It was the middle of his interrogation in a South Korean police station, and Chris Tharp was trying to explain satire. "I said that back home in America, we have a tradition of making fun of authority figures, that we make comedy about them, try to bring them down. Then I just stopped. I realized I was digging myself in a hole."

The police had detained Tharp—a sometime Seattle theater artist who was part of an infamous company called Piece of Meat and has been teaching English in Pusan, South Korea, for the past two and a half years—over a sketch comedy he helped produce. Called Babo-palooza (babo is Korean for "fool"), the show sold out two nights in a 60-seat theater with bits about drunken English teachers, overzealous customs agents, and some doggerel about dog-meat soup, called boshintang: "I will not eat this boshintang. I will not eat it, Kang-Jae Wang." It was, Tharp said, a silly evening that gently mocked both Koreans and Westerners.

Less than two weeks later, police came to the university where Tharp works and detained him and another performer for questioning, fingerprinting, and a drug test. "Luckily, we were all clean," he said. "In Korea, failing a piss test is the same as possession: You go to jail for a few months and get deported." At the station, he remembered selling one of his interrogators a ticket: Two undercover detectives had attended the show.

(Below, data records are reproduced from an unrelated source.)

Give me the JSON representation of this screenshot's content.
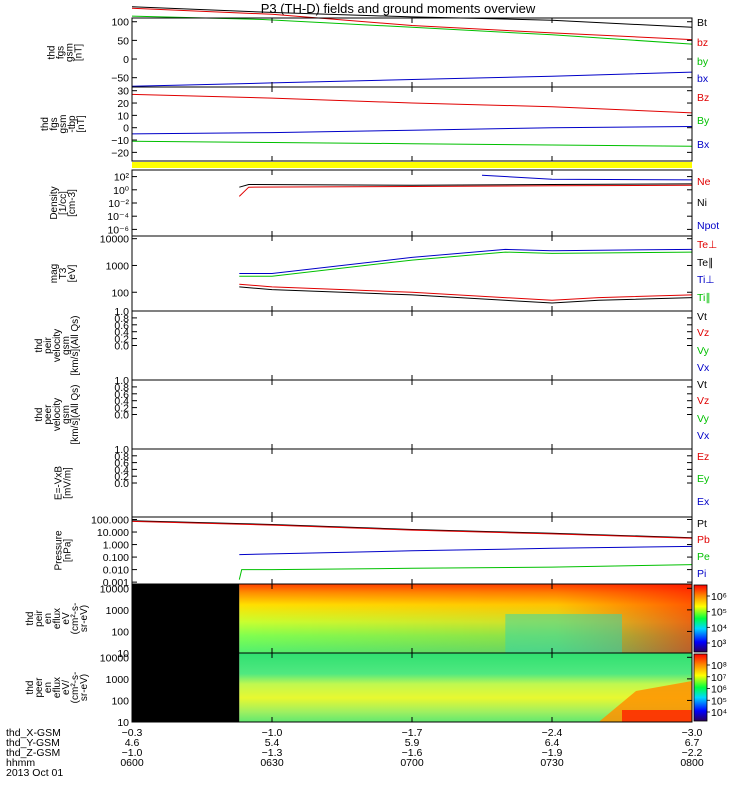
{
  "title": "P3 (TH-D) fields and ground moments overview",
  "colors": {
    "black": "#000000",
    "red": "#e00000",
    "green": "#00c000",
    "blue": "#0000c8",
    "yellow": "#ffff00"
  },
  "chart_data": [
    {
      "type": "line",
      "panel": "fgs_gsm",
      "ylabel": [
        "thd",
        "fgs",
        "gsm",
        "[nT]"
      ],
      "ylim": [
        -75,
        110
      ],
      "yticks": [
        {
          "v": 100,
          "t": "100"
        },
        {
          "v": 50,
          "t": "50"
        },
        {
          "v": 0,
          "t": "0"
        },
        {
          "v": -50,
          "t": "−50"
        }
      ],
      "legend": [
        {
          "t": "Bt",
          "c": "black"
        },
        {
          "t": "bz",
          "c": "red"
        },
        {
          "t": "by",
          "c": "green"
        },
        {
          "t": "bx",
          "c": "blue"
        }
      ],
      "series": [
        {
          "name": "Bt",
          "c": "black",
          "x": [
            600,
            632,
            700,
            730,
            800
          ],
          "y": [
            140,
            124,
            113,
            104,
            85
          ]
        },
        {
          "name": "bz",
          "c": "red",
          "x": [
            600,
            630,
            700,
            730,
            800
          ],
          "y": [
            136,
            120,
            90,
            70,
            52
          ]
        },
        {
          "name": "by",
          "c": "green",
          "x": [
            600,
            628,
            700,
            730,
            800
          ],
          "y": [
            115,
            106,
            85,
            65,
            40
          ]
        },
        {
          "name": "bx",
          "c": "blue",
          "x": [
            600,
            630,
            700,
            730,
            800
          ],
          "y": [
            -73,
            -64,
            -55,
            -46,
            -35
          ]
        }
      ]
    },
    {
      "type": "line",
      "panel": "fgs_gse_tbp",
      "ylabel": [
        "thd",
        "fgs",
        "gsm",
        "-tbp",
        "[nT]"
      ],
      "ylim": [
        -27,
        33
      ],
      "yticks": [
        {
          "v": 30,
          "t": "30"
        },
        {
          "v": 20,
          "t": "20"
        },
        {
          "v": 10,
          "t": "10"
        },
        {
          "v": 0,
          "t": "0"
        },
        {
          "v": -10,
          "t": "−10"
        },
        {
          "v": -20,
          "t": "−20"
        }
      ],
      "legend": [
        {
          "t": "Bz",
          "c": "red"
        },
        {
          "t": "By",
          "c": "green"
        },
        {
          "t": "Bx",
          "c": "blue"
        }
      ],
      "series": [
        {
          "name": "Bz",
          "c": "red",
          "x": [
            600,
            630,
            700,
            730,
            800
          ],
          "y": [
            27,
            24,
            20,
            17,
            12
          ]
        },
        {
          "name": "By",
          "c": "green",
          "x": [
            600,
            630,
            700,
            730,
            800
          ],
          "y": [
            -11,
            -12,
            -13,
            -14,
            -15
          ]
        },
        {
          "name": "Bx",
          "c": "blue",
          "x": [
            600,
            630,
            700,
            730,
            800
          ],
          "y": [
            -5,
            -4,
            -2,
            0,
            1
          ]
        }
      ]
    },
    {
      "type": "line",
      "panel": "density",
      "yscale": "log",
      "ylabel": [
        "Density",
        "[1/cc]",
        "[cm-3]"
      ],
      "ylim": [
        -7,
        3
      ],
      "yticks": [
        {
          "v": 2,
          "t": "10²"
        },
        {
          "v": 0,
          "t": "10⁰"
        },
        {
          "v": -2,
          "t": "10⁻²"
        },
        {
          "v": -4,
          "t": "10⁻⁴"
        },
        {
          "v": -6,
          "t": "10⁻⁶"
        }
      ],
      "legend": [
        {
          "t": "Ne",
          "c": "red"
        },
        {
          "t": "Ni",
          "c": "black"
        },
        {
          "t": "Npot",
          "c": "blue"
        }
      ],
      "series": [
        {
          "name": "Ne",
          "c": "red",
          "x": [
            623,
            625,
            700,
            730,
            800
          ],
          "y": [
            -1,
            0.4,
            0.5,
            0.6,
            0.7
          ]
        },
        {
          "name": "Ni",
          "c": "black",
          "x": [
            623,
            625,
            700,
            730,
            800
          ],
          "y": [
            0.4,
            0.8,
            0.7,
            0.8,
            0.9
          ]
        },
        {
          "name": "Npot",
          "c": "blue",
          "x": [
            715,
            730,
            800
          ],
          "y": [
            2.2,
            1.6,
            1.5
          ]
        }
      ]
    },
    {
      "type": "line",
      "panel": "temperature",
      "yscale": "log",
      "ylabel": [
        "mag",
        "T3",
        "[eV]"
      ],
      "ylim": [
        1.3,
        4.1
      ],
      "yticks": [
        {
          "v": 4,
          "t": "10000"
        },
        {
          "v": 3,
          "t": "1000"
        },
        {
          "v": 2,
          "t": "100"
        }
      ],
      "legend": [
        {
          "t": "Te⊥",
          "c": "red"
        },
        {
          "t": "Te∥",
          "c": "black"
        },
        {
          "t": "Ti⊥",
          "c": "blue"
        },
        {
          "t": "Ti∥",
          "c": "green"
        }
      ],
      "series": [
        {
          "name": "Ti⊥",
          "c": "blue",
          "x": [
            623,
            630,
            700,
            720,
            730,
            800
          ],
          "y": [
            2.7,
            2.7,
            3.3,
            3.6,
            3.55,
            3.6
          ]
        },
        {
          "name": "Ti∥",
          "c": "green",
          "x": [
            623,
            630,
            700,
            720,
            730,
            800
          ],
          "y": [
            2.6,
            2.6,
            3.2,
            3.5,
            3.45,
            3.5
          ]
        },
        {
          "name": "Te⊥",
          "c": "red",
          "x": [
            623,
            630,
            700,
            730,
            740,
            800
          ],
          "y": [
            2.3,
            2.2,
            2.0,
            1.7,
            1.8,
            1.9
          ]
        },
        {
          "name": "Te∥",
          "c": "black",
          "x": [
            623,
            630,
            700,
            730,
            740,
            800
          ],
          "y": [
            2.2,
            2.1,
            1.9,
            1.6,
            1.7,
            1.8
          ]
        }
      ]
    },
    {
      "type": "line",
      "panel": "peir_velocity",
      "ylabel": [
        "thd",
        "peir",
        "velocity",
        "gsm",
        "[km/s](All Qs)"
      ],
      "ylim": [
        -1,
        1
      ],
      "yticks": [
        {
          "v": 1,
          "t": "1.0"
        },
        {
          "v": 0.8,
          "t": "0.8"
        },
        {
          "v": 0.6,
          "t": "0.6"
        },
        {
          "v": 0.4,
          "t": "0.4"
        },
        {
          "v": 0.2,
          "t": "0.2"
        },
        {
          "v": 0,
          "t": "0.0"
        }
      ],
      "legend": [
        {
          "t": "Vt",
          "c": "black"
        },
        {
          "t": "Vz",
          "c": "red"
        },
        {
          "t": "Vy",
          "c": "green"
        },
        {
          "t": "Vx",
          "c": "blue"
        }
      ],
      "series": []
    },
    {
      "type": "line",
      "panel": "peer_velocity",
      "ylabel": [
        "thd",
        "peer",
        "velocity",
        "gsm",
        "[km/s](All Qs)"
      ],
      "ylim": [
        -1,
        1
      ],
      "yticks": [
        {
          "v": 1,
          "t": "1.0"
        },
        {
          "v": 0.8,
          "t": "0.8"
        },
        {
          "v": 0.6,
          "t": "0.6"
        },
        {
          "v": 0.4,
          "t": "0.4"
        },
        {
          "v": 0.2,
          "t": "0.2"
        },
        {
          "v": 0,
          "t": "0.0"
        }
      ],
      "legend": [
        {
          "t": "Vt",
          "c": "black"
        },
        {
          "t": "Vz",
          "c": "red"
        },
        {
          "t": "Vy",
          "c": "green"
        },
        {
          "t": "Vx",
          "c": "blue"
        }
      ],
      "series": []
    },
    {
      "type": "line",
      "panel": "efield",
      "ylabel": [
        "E=-VxB",
        "[mV/m]"
      ],
      "ylim": [
        -1,
        1
      ],
      "yticks": [
        {
          "v": 1,
          "t": "1.0"
        },
        {
          "v": 0.8,
          "t": "0.8"
        },
        {
          "v": 0.6,
          "t": "0.6"
        },
        {
          "v": 0.4,
          "t": "0.4"
        },
        {
          "v": 0.2,
          "t": "0.2"
        },
        {
          "v": 0,
          "t": "0.0"
        }
      ],
      "legend": [
        {
          "t": "Ez",
          "c": "red"
        },
        {
          "t": "Ey",
          "c": "green"
        },
        {
          "t": "Ex",
          "c": "blue"
        }
      ],
      "series": []
    },
    {
      "type": "line",
      "panel": "pressure",
      "yscale": "log",
      "ylabel": [
        "Pressure",
        "[nPa]"
      ],
      "ylim": [
        -3.15,
        2.2
      ],
      "yticks": [
        {
          "v": 2,
          "t": "100.000"
        },
        {
          "v": 1,
          "t": "10.000"
        },
        {
          "v": 0,
          "t": "1.000"
        },
        {
          "v": -1,
          "t": "0.100"
        },
        {
          "v": -2,
          "t": "0.010"
        },
        {
          "v": -3,
          "t": "0.001"
        }
      ],
      "legend": [
        {
          "t": "Pt",
          "c": "black"
        },
        {
          "t": "Pb",
          "c": "red"
        },
        {
          "t": "Pe",
          "c": "green"
        },
        {
          "t": "Pi",
          "c": "blue"
        }
      ],
      "series": [
        {
          "name": "Pt",
          "c": "black",
          "x": [
            600,
            630,
            700,
            730,
            800
          ],
          "y": [
            1.9,
            1.6,
            1.2,
            0.9,
            0.55
          ]
        },
        {
          "name": "Pb",
          "c": "red",
          "x": [
            600,
            630,
            700,
            730,
            800
          ],
          "y": [
            1.85,
            1.55,
            1.15,
            0.85,
            0.5
          ]
        },
        {
          "name": "Pi",
          "c": "blue",
          "x": [
            623,
            630,
            700,
            730,
            800
          ],
          "y": [
            -0.8,
            -0.75,
            -0.5,
            -0.3,
            -0.15
          ]
        },
        {
          "name": "Pe",
          "c": "green",
          "x": [
            623,
            623.5,
            630,
            700,
            730,
            800
          ],
          "y": [
            -2.8,
            -2.0,
            -2.0,
            -1.9,
            -1.8,
            -1.6
          ]
        }
      ]
    },
    {
      "type": "heatmap",
      "panel": "peir_en_eflux",
      "ylabel": [
        "thd",
        "peir",
        "en",
        "eflux",
        "eV",
        "(cm²-s-",
        "sr-eV)"
      ],
      "ylim": [
        1,
        4.2
      ],
      "yscale": "log",
      "yticks": [
        {
          "v": 4,
          "t": "10000"
        },
        {
          "v": 3,
          "t": "1000"
        },
        {
          "v": 2,
          "t": "100"
        },
        {
          "v": 1,
          "t": "10"
        }
      ],
      "colorbar_ticks": [
        "10⁶",
        "10⁵",
        "10⁴",
        "10³"
      ],
      "no_data_until": 623
    },
    {
      "type": "heatmap",
      "panel": "peer_en_eflux",
      "ylabel": [
        "thd",
        "peer",
        "en",
        "eflux",
        "eV/",
        "(cm²-s-",
        "sr-eV)"
      ],
      "ylim": [
        1,
        4.2
      ],
      "yscale": "log",
      "yticks": [
        {
          "v": 4,
          "t": "10000"
        },
        {
          "v": 3,
          "t": "1000"
        },
        {
          "v": 2,
          "t": "100"
        },
        {
          "v": 1,
          "t": "10"
        }
      ],
      "colorbar_ticks": [
        "10⁸",
        "10⁷",
        "10⁶",
        "10⁵",
        "10⁴"
      ],
      "no_data_until": 623
    }
  ],
  "xaxis": {
    "row_labels": [
      "thd_X-GSM",
      "thd_Y-GSM",
      "thd_Z-GSM",
      "hhmm",
      "2013 Oct 01"
    ],
    "ticks": [
      {
        "x": 600,
        "X": "−0.3",
        "Y": "4.6",
        "Z": "−1.0",
        "T": "0600"
      },
      {
        "x": 630,
        "X": "−1.0",
        "Y": "5.4",
        "Z": "−1.3",
        "T": "0630"
      },
      {
        "x": 700,
        "X": "−1.7",
        "Y": "5.9",
        "Z": "−1.6",
        "T": "0700"
      },
      {
        "x": 730,
        "X": "−2.4",
        "Y": "6.4",
        "Z": "−1.9",
        "T": "0730"
      },
      {
        "x": 800,
        "X": "−3.0",
        "Y": "6.7",
        "Z": "−2.2",
        "T": "0800"
      }
    ]
  }
}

The police said that the performance violated the expatriates' work visas, but most of the questioning was about the content: why it was called Babo-palooza, what the jokes meant, what the performers were "trying to say."

Investigators were especially curious about a sketch making fun of an ignorant Westerner being interrogated by nationalistic immigration officials. "In Korea, we do not have a tradition of mocking superiors," Tharp remembers the policewoman saying. "Why do you do?"

The police released the performers and said they'd pass the results of their investigation on to a prosecutor who will decide whether the foreigners will be warned, fined, or deported.

Tharp called the American embassy, which gave him the standard line: We can't get involved in your local legal issues. The Korean and English newspapers casually distorted the story, making the show seem more pointedly racist than good-natured. One newspaper renamed the show Oriental Story. Another reported that it primarily mocked old Korean women. "This country has totally different journalistic standards," Tharp said. "I can't even tell you."

Despite the trouble, Tharp loves Korea and doesn't want to leave. He teaches at a university, travels, and stages the occasional play. Last year he helped mount a production of Dario Fo's Accidental Death of an Anarchist. "We're just amateurs," he said. "Not everything we do is funny or successful. But it doesn't warrant a trip to the police station."